In nove casi su dieci macchinari obsoleti. Risorse per gli acquisti dai fondi europei
Se le liste d’attesa si allungano, se aumentano le diagnosi tardive di tumore, se sempre più giovani medici fuggono all’estero e l’assistenza domiciliare resta un miraggio per la quasi totalità dei nostri anziani si deve anche al Jurassic park tecnologico della nostra sanità, dove l’89 per cento delle strutture utilizza macchinari obsoleti. Ora il Pnrr finanzia con 1,2 miliardi il rinnovo del parco macchine ospedaliero, ma il rischio è che non ci siano industrie disposte a consegnare le apparecchiature diagnostiche.

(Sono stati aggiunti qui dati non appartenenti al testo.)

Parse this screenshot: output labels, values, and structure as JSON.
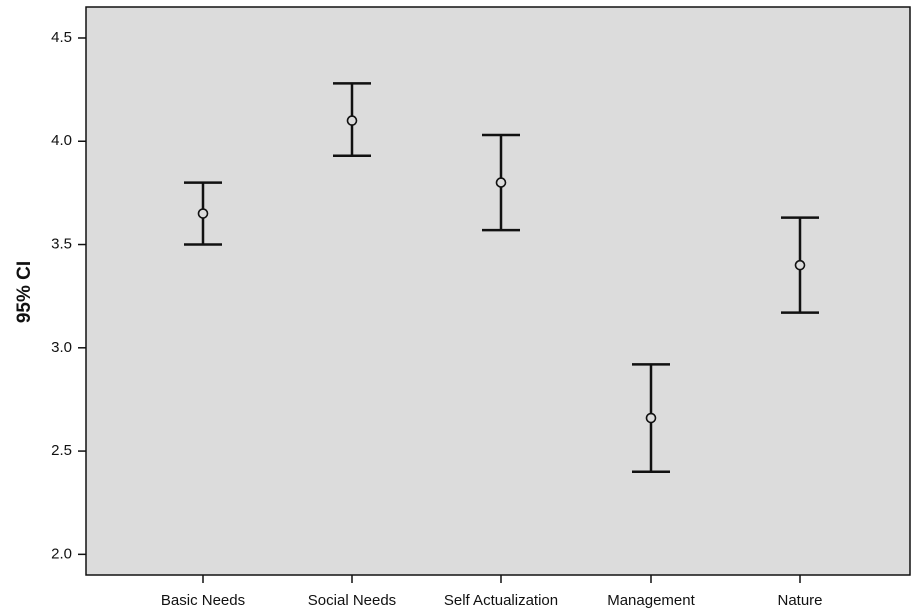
{
  "chart_data": {
    "type": "errorbar",
    "ylabel": "95% CI",
    "xlabel": "",
    "title": "",
    "categories": [
      "Basic Needs",
      "Social Needs",
      "Self Actualization",
      "Management",
      "Nature"
    ],
    "series": [
      {
        "mean": [
          3.65,
          4.1,
          3.8,
          2.66,
          3.4
        ],
        "lower": [
          3.5,
          3.93,
          3.57,
          2.4,
          3.17
        ],
        "upper": [
          3.8,
          4.28,
          4.03,
          2.92,
          3.63
        ]
      }
    ],
    "ylim": [
      1.9,
      4.65
    ],
    "yticks": [
      "2.0",
      "2.5",
      "3.0",
      "3.5",
      "4.0",
      "4.5"
    ],
    "grid": false,
    "legend": "none",
    "colors": {
      "plot_background": "#dcdcdc",
      "marks": "#111111"
    }
  }
}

Questo perché il governo proverà a non far pagare alle imprese il miliardo circa di pay back, ossia il ripiano dello sfondamento del tetto di spesa per il periodo 2019-22, così come pare disposto ad aumentare lo stesso tetto di spesa di due miliardi in due anni, al ritmo di poco meno di 700 milioni l’anno. Per l’altro miliardo che resta da saldare per il 2015-18 niente da fare. Le centinaia di aziende che hanno presentato riscorso al Tar hanno già minacciato di ritirarsi dal mercato se costrette a saldare il conto di quello che hanno ordinato Asl e ospedali.